Hendrix burst out laughing, shaking his head. “You keep telling yourself that,” he said. “Wasn’t it Brynn who always brought your books to class because you constantly forgot them?”

I rolled my eyes. “What are you getting at?”

“I’m just saying, you’ve always gravitated toward her in any capacity. It’s not a surprise you’re hanging around while she works late even though you could’ve easily left. It’s not like she needs you to do her job.”

“Whereas I need her to do mine?” I grumbled the question, but we both already knew the answer.

He wasn’t wrong, the over-confident prick, and I appreciated him even more for always calling me out on the bullshit. That’s why our friendship had lasted so many years in the first place.

“Definitely,” he said. “Pretty sure you’d be out at least a billion if she hadn’t stepped up as your personal assistant. No way you’d be as successful without her.”

Couldn’t deny that either. She’d saved me more times than I could count with her brilliant mind and her ability to take a step back and offer non-biased advice on one prospective deal or another.

Brynn had saved me in more ways than she would ever know, starting with the first day I met her.

She’d been a freshman while Hendrix and I were juniors in high school, and I’d already earned an established label of hot jock with daddy’s money—which I absolutely hated. I had girls tripping over me left and right, always saying exactly what they thought I wanted to hear just so they could get a chance to ride in my father’s Porsche to prom.

Not Brynn though.

She worked one of the concessions stands at school games, and the first time I went to buy something—boasting that I could buy the whole stand in a way to try and impress her—she’d rolled her eyes and skimped me on the popcorn. “You don’t get special treatment just because you have money,” she’d said. “You have to earn it. If you don’t, then you’ll never know what’s fake and what’s real.”

Her words had struck something vital in me. Not only had no one ever spoken to me like that before, but she was right. She’d cut to the quick of me because I’d been lamenting about my role in life for years before she came along.

We’d been best friends ever since.

And the second I realized I couldn’t live without her was the second I put her strictly in the off-limits section of my mind. Did it stop the fantasies I had about getting my hands on her body? No. But it kept me in check well enough the past decade.

“How’s the poker game?” Hendrix asked, jarring me back to the present.

“Fine,” I said. “Doyle is still an asshole, but there is no getting around that.”

“I can’t believe he has the balls to cross Gareth at the games like you say he does,” Hendrix said. “I only see Gareth when he comes to the games or the occasional locker room drop-in, but he’s a scary motherfucker, even to me.”

“That’s why I like having him on my side,” I said. Gareth was intimidating as hell with his sleeves of tats and the predominantly pissed off look he boasted on the regular, but he was a smart-as-fuck businessman and an even better friend.

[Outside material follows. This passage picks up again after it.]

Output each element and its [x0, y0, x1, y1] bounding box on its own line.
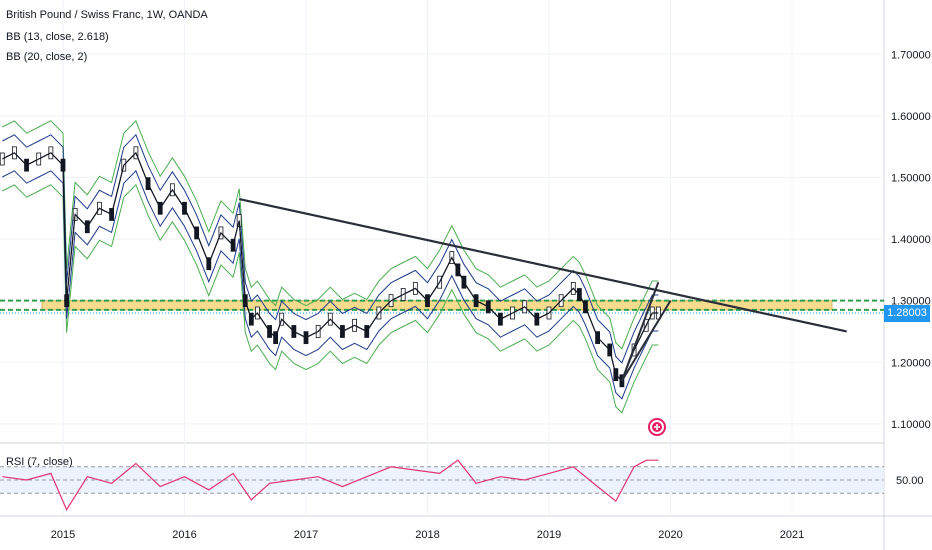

“You talking to Weston?” I heard Savannah’s voice off the screen, and Hendrix looked toward the source of the sound.

The shift in him was immediate, his features completely transforming into a love-struck man with eyes only for her.

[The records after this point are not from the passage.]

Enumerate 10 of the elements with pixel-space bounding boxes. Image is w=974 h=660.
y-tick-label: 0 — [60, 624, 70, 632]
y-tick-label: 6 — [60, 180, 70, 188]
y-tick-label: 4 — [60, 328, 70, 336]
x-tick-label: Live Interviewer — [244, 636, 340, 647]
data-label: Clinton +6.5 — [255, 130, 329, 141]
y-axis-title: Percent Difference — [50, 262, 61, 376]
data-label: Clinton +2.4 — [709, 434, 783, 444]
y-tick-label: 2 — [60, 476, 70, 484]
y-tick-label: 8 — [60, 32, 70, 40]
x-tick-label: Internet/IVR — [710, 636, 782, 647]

“Yeah,” Hendrix answered, and then a flash of red hair popped into the screen right before she leaned over Hendrix so I could see her face too.

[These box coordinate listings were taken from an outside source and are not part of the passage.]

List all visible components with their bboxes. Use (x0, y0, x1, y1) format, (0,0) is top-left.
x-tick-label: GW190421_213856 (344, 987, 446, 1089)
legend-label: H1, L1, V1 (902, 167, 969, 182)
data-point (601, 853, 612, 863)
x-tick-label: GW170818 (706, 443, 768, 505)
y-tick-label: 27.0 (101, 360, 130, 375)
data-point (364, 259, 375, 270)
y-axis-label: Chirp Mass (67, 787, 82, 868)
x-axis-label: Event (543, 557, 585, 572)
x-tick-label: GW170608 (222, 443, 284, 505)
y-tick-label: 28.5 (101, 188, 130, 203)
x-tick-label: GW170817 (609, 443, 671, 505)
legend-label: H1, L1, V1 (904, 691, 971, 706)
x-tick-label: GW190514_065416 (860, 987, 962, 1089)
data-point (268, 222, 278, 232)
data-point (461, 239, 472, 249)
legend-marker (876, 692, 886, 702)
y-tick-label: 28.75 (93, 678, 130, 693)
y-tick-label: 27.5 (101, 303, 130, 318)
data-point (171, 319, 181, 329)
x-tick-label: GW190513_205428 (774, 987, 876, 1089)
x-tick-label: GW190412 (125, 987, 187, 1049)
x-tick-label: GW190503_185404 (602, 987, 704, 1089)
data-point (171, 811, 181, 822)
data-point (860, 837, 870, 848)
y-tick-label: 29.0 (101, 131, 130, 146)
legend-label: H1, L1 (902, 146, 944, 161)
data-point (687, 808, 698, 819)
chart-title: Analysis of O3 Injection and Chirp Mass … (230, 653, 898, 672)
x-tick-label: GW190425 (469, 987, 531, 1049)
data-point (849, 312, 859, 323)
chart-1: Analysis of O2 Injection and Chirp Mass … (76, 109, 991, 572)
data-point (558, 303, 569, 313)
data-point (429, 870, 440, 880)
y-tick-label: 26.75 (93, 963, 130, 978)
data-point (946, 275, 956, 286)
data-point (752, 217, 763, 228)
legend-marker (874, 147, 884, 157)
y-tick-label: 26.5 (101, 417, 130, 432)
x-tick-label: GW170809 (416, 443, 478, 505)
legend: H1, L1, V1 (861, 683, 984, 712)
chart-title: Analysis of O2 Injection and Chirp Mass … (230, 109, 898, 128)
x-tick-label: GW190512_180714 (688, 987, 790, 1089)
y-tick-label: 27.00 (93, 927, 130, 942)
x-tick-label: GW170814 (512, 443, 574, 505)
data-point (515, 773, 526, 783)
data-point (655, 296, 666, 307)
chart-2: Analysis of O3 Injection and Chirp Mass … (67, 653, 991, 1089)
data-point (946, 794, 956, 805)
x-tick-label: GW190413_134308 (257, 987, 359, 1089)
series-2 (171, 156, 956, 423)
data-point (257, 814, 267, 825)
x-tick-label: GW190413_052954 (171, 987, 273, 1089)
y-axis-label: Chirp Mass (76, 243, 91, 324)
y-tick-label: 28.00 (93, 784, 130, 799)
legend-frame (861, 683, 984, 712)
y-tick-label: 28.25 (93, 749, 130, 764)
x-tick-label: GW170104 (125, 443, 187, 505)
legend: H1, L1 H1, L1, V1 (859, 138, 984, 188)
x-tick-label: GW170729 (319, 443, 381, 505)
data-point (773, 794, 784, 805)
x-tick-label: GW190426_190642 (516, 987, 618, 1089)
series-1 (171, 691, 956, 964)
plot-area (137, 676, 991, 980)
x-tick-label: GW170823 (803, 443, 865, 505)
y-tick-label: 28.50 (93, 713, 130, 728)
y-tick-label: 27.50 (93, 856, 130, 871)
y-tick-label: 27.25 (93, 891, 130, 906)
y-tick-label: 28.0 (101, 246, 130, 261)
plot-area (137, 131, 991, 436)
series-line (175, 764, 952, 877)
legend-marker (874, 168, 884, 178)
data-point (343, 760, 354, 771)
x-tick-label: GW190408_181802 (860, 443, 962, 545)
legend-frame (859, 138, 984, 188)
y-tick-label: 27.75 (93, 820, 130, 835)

“Hi, Weston!” She smiled at me.

“Hi, Savannah,” I said. “How’s my asshole friend treating you?” I asked. She was the contract manager for the Charleston Hurricanes, which my friend Ethan Berkley happened to own.

“Oh stop,” she said, waving me off. “He’s not an asshole.”

Hendrix looked up at her, cocking a brow. “A video of him went viral not two weeks ago because he broke a baseball bat when one of the umpires made a bad call.”

That sounded like Ethan all right, but I hadn’t seen the video. Normally I kept up with as much media coverage on myself and my friends as possible so I could try and stay on top of things, but the last two weeks had been madness. With Brynn transitioning into the new role, we’d worked past dinner almost every night. Not that I had to stay with her, but I wasn’t about to leave her hanging when she’d done the same for me for years.